Ekonomi gündemine dair flaş bir açıklama geldi - hem de en yetkili ağızlardan. Cumhurbaşkanı Yardımcısı Cevdet Yılmaz, Avrupa Birliği ile ortak çalışmaların devam edeceğinin altını çizen açıklamalarda bulundu. Sanki finans piyasalarının nabzını tutarcasına bir üslupla...
"Avrupa'yla el ele vermeye devam edeceğiz" diyor Yılmaz, ama bu iş birliğinin sıradan bir protokolden çok daha ötesi olduğunu vurguluyor. Zira ekonomik istikrar denilen o hassas denge, tam da bu tür diyaloglarla ayakta duruyor.
Ekonomik İş Birliğinin Arka Planı
Aslında mesele sadece resmi ziyaretlerden ibaret değil. Yılmaz'ın dediği gibi, Türkiye ile AB arasındaki ekonomik bağlar -neredeyse- birbirine geçmiş durumda. Yatırımlar, ticaret, finansal akış... Tüm bu unsurlar, karşılıklı güven gerektiriyor.
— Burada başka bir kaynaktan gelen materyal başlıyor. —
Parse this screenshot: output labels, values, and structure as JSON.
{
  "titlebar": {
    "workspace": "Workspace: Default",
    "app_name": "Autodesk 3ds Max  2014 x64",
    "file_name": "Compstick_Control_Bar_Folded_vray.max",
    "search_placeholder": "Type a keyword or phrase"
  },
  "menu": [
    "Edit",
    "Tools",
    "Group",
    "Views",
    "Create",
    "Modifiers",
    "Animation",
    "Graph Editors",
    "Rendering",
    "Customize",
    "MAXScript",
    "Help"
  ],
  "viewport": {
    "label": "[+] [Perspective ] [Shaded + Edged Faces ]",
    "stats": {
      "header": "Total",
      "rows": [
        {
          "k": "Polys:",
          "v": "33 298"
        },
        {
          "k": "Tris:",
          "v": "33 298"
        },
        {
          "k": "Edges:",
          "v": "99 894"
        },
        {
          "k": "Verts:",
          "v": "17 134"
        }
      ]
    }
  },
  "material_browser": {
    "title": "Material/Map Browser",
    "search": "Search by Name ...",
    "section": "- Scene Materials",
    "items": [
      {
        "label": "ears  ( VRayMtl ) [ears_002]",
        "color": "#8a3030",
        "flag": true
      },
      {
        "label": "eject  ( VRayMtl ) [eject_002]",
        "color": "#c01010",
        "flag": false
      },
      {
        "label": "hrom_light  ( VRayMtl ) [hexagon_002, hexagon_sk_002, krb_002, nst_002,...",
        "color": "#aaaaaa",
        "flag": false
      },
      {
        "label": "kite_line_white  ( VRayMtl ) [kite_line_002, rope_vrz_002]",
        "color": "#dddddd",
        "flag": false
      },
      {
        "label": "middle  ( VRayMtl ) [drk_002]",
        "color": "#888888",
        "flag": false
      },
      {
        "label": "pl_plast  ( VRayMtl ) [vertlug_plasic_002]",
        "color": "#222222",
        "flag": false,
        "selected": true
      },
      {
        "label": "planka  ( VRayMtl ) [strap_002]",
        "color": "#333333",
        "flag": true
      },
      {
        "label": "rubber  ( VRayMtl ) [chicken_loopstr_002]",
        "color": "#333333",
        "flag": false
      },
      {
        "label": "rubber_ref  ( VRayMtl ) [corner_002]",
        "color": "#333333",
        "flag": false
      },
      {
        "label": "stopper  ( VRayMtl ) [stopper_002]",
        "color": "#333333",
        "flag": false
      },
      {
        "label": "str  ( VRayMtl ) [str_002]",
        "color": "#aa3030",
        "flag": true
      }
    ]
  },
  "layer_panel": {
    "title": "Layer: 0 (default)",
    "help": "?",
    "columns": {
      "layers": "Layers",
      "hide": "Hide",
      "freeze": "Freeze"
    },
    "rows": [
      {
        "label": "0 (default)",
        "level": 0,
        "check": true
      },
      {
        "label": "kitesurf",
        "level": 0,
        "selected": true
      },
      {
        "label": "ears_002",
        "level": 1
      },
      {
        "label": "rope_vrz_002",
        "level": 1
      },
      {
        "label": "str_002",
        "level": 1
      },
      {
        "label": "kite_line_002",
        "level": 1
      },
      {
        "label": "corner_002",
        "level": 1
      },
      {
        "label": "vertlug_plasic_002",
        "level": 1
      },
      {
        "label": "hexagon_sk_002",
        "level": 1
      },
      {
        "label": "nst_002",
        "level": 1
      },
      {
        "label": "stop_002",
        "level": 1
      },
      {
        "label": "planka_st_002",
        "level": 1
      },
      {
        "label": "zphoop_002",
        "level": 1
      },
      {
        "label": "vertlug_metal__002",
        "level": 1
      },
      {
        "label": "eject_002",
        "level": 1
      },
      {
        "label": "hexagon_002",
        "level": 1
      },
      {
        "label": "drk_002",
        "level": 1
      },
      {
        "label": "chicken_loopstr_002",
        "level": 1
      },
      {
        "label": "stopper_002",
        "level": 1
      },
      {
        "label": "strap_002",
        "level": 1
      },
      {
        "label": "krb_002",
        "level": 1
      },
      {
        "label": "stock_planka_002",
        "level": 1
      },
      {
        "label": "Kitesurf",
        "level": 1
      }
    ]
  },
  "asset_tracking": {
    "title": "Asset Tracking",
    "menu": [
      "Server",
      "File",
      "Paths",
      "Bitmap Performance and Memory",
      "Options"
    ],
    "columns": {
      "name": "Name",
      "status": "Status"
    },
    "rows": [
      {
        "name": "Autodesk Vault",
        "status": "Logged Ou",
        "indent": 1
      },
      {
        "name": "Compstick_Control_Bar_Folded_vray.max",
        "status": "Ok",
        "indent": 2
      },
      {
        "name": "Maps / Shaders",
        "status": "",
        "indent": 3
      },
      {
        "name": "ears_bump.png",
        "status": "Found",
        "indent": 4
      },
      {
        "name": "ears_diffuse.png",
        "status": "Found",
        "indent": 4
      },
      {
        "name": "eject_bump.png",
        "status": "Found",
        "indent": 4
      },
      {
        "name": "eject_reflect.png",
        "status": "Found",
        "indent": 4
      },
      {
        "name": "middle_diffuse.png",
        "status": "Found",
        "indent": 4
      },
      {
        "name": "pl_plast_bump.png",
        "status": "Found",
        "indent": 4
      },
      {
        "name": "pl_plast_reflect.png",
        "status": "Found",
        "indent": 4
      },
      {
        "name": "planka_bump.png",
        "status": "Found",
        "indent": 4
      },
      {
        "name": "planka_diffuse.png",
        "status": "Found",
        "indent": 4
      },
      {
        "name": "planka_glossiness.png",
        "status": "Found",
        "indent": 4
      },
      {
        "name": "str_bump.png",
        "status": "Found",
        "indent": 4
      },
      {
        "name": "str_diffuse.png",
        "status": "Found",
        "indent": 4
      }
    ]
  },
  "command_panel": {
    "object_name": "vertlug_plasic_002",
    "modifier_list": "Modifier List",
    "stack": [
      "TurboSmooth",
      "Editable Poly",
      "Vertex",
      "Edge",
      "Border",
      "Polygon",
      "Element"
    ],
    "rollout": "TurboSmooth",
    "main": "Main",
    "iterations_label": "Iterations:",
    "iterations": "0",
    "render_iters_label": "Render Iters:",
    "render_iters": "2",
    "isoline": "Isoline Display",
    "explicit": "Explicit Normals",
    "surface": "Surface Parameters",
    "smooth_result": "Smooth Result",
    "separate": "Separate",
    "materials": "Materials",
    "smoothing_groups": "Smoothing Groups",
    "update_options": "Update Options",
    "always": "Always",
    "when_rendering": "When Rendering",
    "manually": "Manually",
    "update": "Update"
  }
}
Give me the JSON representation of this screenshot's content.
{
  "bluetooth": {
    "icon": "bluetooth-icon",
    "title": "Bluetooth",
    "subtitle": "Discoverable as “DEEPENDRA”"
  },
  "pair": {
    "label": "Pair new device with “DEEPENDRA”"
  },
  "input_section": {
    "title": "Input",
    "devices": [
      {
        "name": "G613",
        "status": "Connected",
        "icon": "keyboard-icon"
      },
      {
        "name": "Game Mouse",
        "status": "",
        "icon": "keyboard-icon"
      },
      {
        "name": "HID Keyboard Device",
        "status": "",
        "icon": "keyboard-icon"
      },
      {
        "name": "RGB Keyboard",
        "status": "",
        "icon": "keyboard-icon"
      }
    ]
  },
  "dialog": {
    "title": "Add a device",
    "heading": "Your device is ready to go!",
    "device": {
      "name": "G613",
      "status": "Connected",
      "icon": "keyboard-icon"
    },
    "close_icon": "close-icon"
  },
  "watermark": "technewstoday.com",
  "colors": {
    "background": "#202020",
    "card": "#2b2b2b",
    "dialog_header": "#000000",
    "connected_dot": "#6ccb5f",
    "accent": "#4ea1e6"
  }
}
Peki ya son dönemdeki gelişmeler? İşte orası gerçekten ilginç. Yılmaz, mevcut ekonomik programın Avrupa'daki partnerler nezdinde olumlu karşılandığını belirtiyor. "Programımıza destek veriyorlar" derken, aslında uluslararası arenadaki kredibiliteye de vurgu yapıyor.
Neler Konuşuldu?
- Ekonomik reform sürecinin detayları
- Yatırım ortamının iyileştirilmesi
- Finansal iş birliği fırsatları
- Karşılıklı ticaretin artırılması
Yılmaz'ın üslubundaki o samimi ton dikkat çekici: "Birlikte çalışmaya devam edeceğiz" ifadesi, adeta geleceğe dair bir taahhüt niteliğinde. Zaten ekonomik diplomasi de tam olarak bu değil mi? Karşılıklı menfaatlerin kesiştiği noktada buluşmak...
Sonuç olarak? Türkiye'nin Avrupa ile ekonomik ilişkileri -her şeye rağmen- sağlam temeller üzerinde yükseliyor. Yılmaz'ın mesajı net: İş birliği devam edecek, ekonomik diyalog derinleşecek. Piyasaların bu açıklamalara nasıl tepki vereceği ise şimdilik merak konusu.